我正在我的用户帐户 ID 下运行 nvidia-persistenced 作为守护进程。

细节...

$ nvidia-smi -L    # Takes over a minute to finish running.
GPU 0: GeForce RTX 2080 Ti (UUID: GPU-dd1093e0-466f-7322-e214-351b015045d9)
GPU 1: GeForce RTX 2080 Ti (UUID: GPU-2a386612-018c-e3fe-3fd4-1dde588af45d)

$ nvidia-smi nvlink --status    # Takes over a minute to finish running.
GPU 0: GeForce RTX 2080 Ti (UUID: GPU-dd1093e0-466f-7322-e214-351b015045d9)
         Link 0: 25.781 GB/s
         Link 1: <inactive>
GPU 1: GeForce RTX 2080 Ti (UUID: GPU-2a386612-018c-e3fe-3fd4-1dde588af45d)
         Link 0: 25.781 GB/s
         Link 1: <inactive>

两个链接（0 和 1）难道不应该都处于活动状态吗？

$ nvidia-smi nvlink -c     # Takes several minutes to finish running.
GPU 0: GeForce RTX 2080 Ti (UUID: GPU-dd1093e0-466f-7322-e214-351b015045d9)
         Link 0, P2P is supported: true
         Link 0, Access to system memory supported: true
         Link 0, P2P atomics supported: true
         Link 0, System memory atomics supported: true
         Link 0, SLI is supported: true
         Link 0, Link is supported: false
GPU 1: GeForce RTX 2080 Ti (UUID: GPU-2a386612-018c-e3fe-3fd4-1dde588af45d)
         Link 0, P2P is supported: true
         Link 0, Access to system memory supported: true
         Link 0, P2P atomics supported: true
         Link 0, System memory atomics supported: true
         Link 0, SLI is supported: true
         Link 0, Link is supported: false

这里不应该同时有链接 0 和链接 1 吗？

$ nvidia-smi nvlink --capabilities     # Takes several minutes to finish running.
GPU 0: GeForce RTX 2080 Ti (UUID: GPU-dd1093e0-466f-7322-e214-351b015045d9)
         Link 0, P2P is supported: true
         Link 0, Access to system memory supported: true
         Link 0, P2P atomics supported: true
         Link 0, System memory atomics supported: true
         Link 0, SLI is supported: true
         Link 0, Link is supported: false
GPU 1: GeForce RTX 2080 Ti (UUID: GPU-2a386612-018c-e3fe-3fd4-1dde588af45d)
         Link 0, P2P is supported: true
         Link 0, Access to system memory supported: true
         Link 0, P2P atomics supported: true
         Link 0, System memory atomics supported: true
         Link 0, SLI is supported: true
         Link 0, Link is supported: false

这里不应该同时有链接 0 和链接 1 吗？

$ nvidia-smi topo --matrix    # Takes over a minute to finish running.
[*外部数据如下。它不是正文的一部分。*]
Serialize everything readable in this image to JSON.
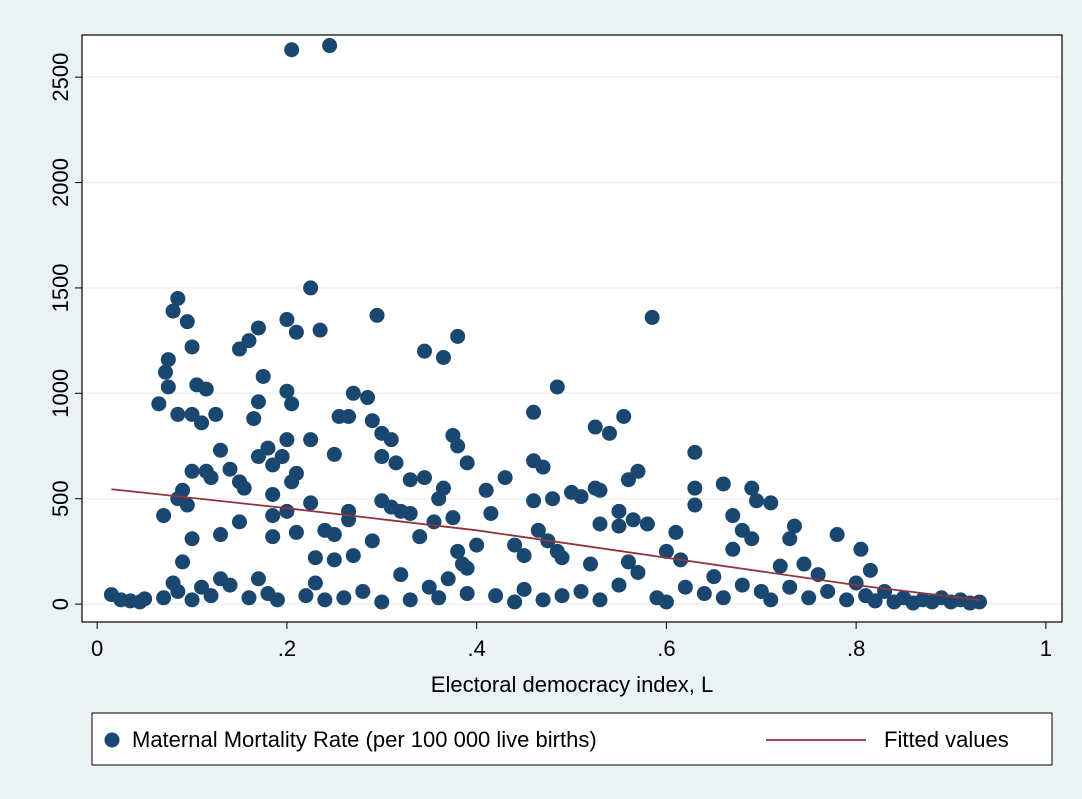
{
  "chart_data": {
    "type": "scatter",
    "xlabel": "Electoral democracy index, L",
    "xlim": [
      -0.016,
      1.017
    ],
    "ylim": [
      -85,
      2700
    ],
    "xticks": [
      0,
      {
        "value": 0.2,
        "label": ".2"
      },
      {
        "value": 0.4,
        "label": ".4"
      },
      {
        "value": 0.6,
        "label": ".6"
      },
      {
        "value": 0.8,
        "label": ".8"
      },
      1
    ],
    "yticks": [
      0,
      500,
      1000,
      1500,
      2000,
      2500
    ],
    "grid": true,
    "series": [
      {
        "name": "Maternal Mortality Rate (per 100 000 live births)",
        "type": "scatter",
        "color": "#1a476f",
        "x": [
          0.205,
          0.245,
          0.225,
          0.085,
          0.08,
          0.095,
          0.1,
          0.075,
          0.072,
          0.075,
          0.065,
          0.085,
          0.1,
          0.105,
          0.115,
          0.11,
          0.125,
          0.2,
          0.21,
          0.235,
          0.17,
          0.16,
          0.15,
          0.175,
          0.2,
          0.205,
          0.17,
          0.165,
          0.295,
          0.345,
          0.365,
          0.38,
          0.585,
          0.485,
          0.27,
          0.285,
          0.265,
          0.255,
          0.29,
          0.3,
          0.31,
          0.3,
          0.225,
          0.25,
          0.375,
          0.38,
          0.39,
          0.46,
          0.525,
          0.54,
          0.555,
          0.46,
          0.47,
          0.2,
          0.18,
          0.17,
          0.185,
          0.195,
          0.21,
          0.13,
          0.115,
          0.1,
          0.12,
          0.14,
          0.15,
          0.155,
          0.09,
          0.095,
          0.085,
          0.07,
          0.1,
          0.09,
          0.13,
          0.15,
          0.185,
          0.185,
          0.2,
          0.205,
          0.185,
          0.21,
          0.225,
          0.24,
          0.25,
          0.265,
          0.265,
          0.23,
          0.25,
          0.27,
          0.29,
          0.3,
          0.31,
          0.32,
          0.315,
          0.33,
          0.345,
          0.33,
          0.34,
          0.355,
          0.36,
          0.365,
          0.375,
          0.38,
          0.385,
          0.39,
          0.41,
          0.415,
          0.43,
          0.44,
          0.4,
          0.45,
          0.46,
          0.465,
          0.475,
          0.48,
          0.485,
          0.49,
          0.5,
          0.51,
          0.525,
          0.53,
          0.53,
          0.55,
          0.56,
          0.565,
          0.57,
          0.58,
          0.52,
          0.55,
          0.56,
          0.6,
          0.61,
          0.615,
          0.63,
          0.63,
          0.63,
          0.66,
          0.67,
          0.68,
          0.67,
          0.69,
          0.695,
          0.71,
          0.69,
          0.735,
          0.73,
          0.72,
          0.745,
          0.78,
          0.805,
          0.815,
          0.76,
          0.8,
          0.015,
          0.025,
          0.035,
          0.045,
          0.05,
          0.07,
          0.08,
          0.085,
          0.1,
          0.11,
          0.12,
          0.13,
          0.14,
          0.16,
          0.17,
          0.18,
          0.19,
          0.22,
          0.23,
          0.24,
          0.26,
          0.28,
          0.3,
          0.32,
          0.33,
          0.35,
          0.36,
          0.37,
          0.39,
          0.42,
          0.44,
          0.45,
          0.47,
          0.49,
          0.51,
          0.53,
          0.55,
          0.57,
          0.59,
          0.6,
          0.62,
          0.64,
          0.65,
          0.66,
          0.68,
          0.7,
          0.71,
          0.73,
          0.75,
          0.77,
          0.79,
          0.81,
          0.82,
          0.83,
          0.84,
          0.85,
          0.86,
          0.87,
          0.88,
          0.89,
          0.9,
          0.91,
          0.92,
          0.93
        ],
        "values": [
          2630,
          2650,
          1500,
          1450,
          1390,
          1340,
          1220,
          1160,
          1100,
          1030,
          950,
          900,
          900,
          1040,
          1020,
          860,
          900,
          1350,
          1290,
          1300,
          1310,
          1250,
          1210,
          1080,
          1010,
          950,
          960,
          880,
          1370,
          1200,
          1170,
          1270,
          1360,
          1030,
          1000,
          980,
          890,
          890,
          870,
          810,
          780,
          700,
          780,
          710,
          800,
          750,
          670,
          910,
          840,
          810,
          890,
          680,
          650,
          780,
          740,
          700,
          660,
          700,
          620,
          730,
          630,
          630,
          600,
          640,
          580,
          550,
          540,
          470,
          500,
          420,
          310,
          200,
          330,
          390,
          520,
          420,
          440,
          580,
          320,
          340,
          480,
          350,
          330,
          440,
          400,
          220,
          210,
          230,
          300,
          490,
          460,
          440,
          670,
          590,
          600,
          430,
          320,
          390,
          500,
          550,
          410,
          250,
          190,
          170,
          540,
          430,
          600,
          280,
          280,
          230,
          490,
          350,
          300,
          500,
          250,
          220,
          530,
          510,
          550,
          540,
          380,
          440,
          590,
          400,
          630,
          380,
          190,
          370,
          200,
          250,
          340,
          210,
          720,
          550,
          470,
          570,
          420,
          350,
          260,
          550,
          490,
          480,
          310,
          370,
          310,
          180,
          190,
          330,
          260,
          160,
          140,
          100,
          45,
          20,
          15,
          10,
          25,
          30,
          100,
          60,
          20,
          80,
          40,
          120,
          90,
          30,
          120,
          50,
          20,
          40,
          100,
          20,
          30,
          60,
          10,
          140,
          20,
          80,
          30,
          120,
          50,
          40,
          10,
          70,
          20,
          40,
          60,
          20,
          90,
          150,
          30,
          10,
          80,
          50,
          130,
          30,
          90,
          60,
          20,
          80,
          30,
          60,
          20,
          40,
          15,
          60,
          10,
          30,
          5,
          20,
          10,
          30,
          10,
          20,
          5,
          10
        ]
      },
      {
        "name": "Fitted values",
        "type": "line",
        "color": "#90353b",
        "x": [
          0.015,
          0.2,
          0.4,
          0.6,
          0.8,
          0.93
        ],
        "values": [
          545,
          455,
          350,
          220,
          90,
          19
        ]
      }
    ]
  }
}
        GPU0    GPU1    CPU Affinity
GPU0     X      NV1     0-11
GPU1    NV1      X      0-11

Legend:

  X    = Self
  SYS  = Connection traversing PCIe as well as the SMP interconnect between NUMA nodes (e.g., QPI/UPI)
  NODE = Connection traversing PCIe as well as the interconnect between PCIe Host Bridges within a NUMA node
  PHB  = Connection traversing PCIe as well as a PCIe Host Bridge (typically the CPU)
  PXB  = Connection traversing multiple PCIe switches (without traversing the PCIe Host Bridge)
  PIX  = Connection traversing a single PCIe switch
  NV#  = Connection traversing a bonded set of # NVLinks

在这里我们应该看到 NV2 链接（即 2080ti 桥有一对 nvlink‘链接’）？

$ simpleP2P
[./simpleP2P] - Starting...
Checking for multiple GPUs...
CUDA-capable device count: 2
> GPU0 = "GeForce RTX 2080 Ti" IS  capable of Peer-to-Peer (P2P)
> GPU1 = "GeForce RTX 2080 Ti" IS  capable of Peer-to-Peer (P2P)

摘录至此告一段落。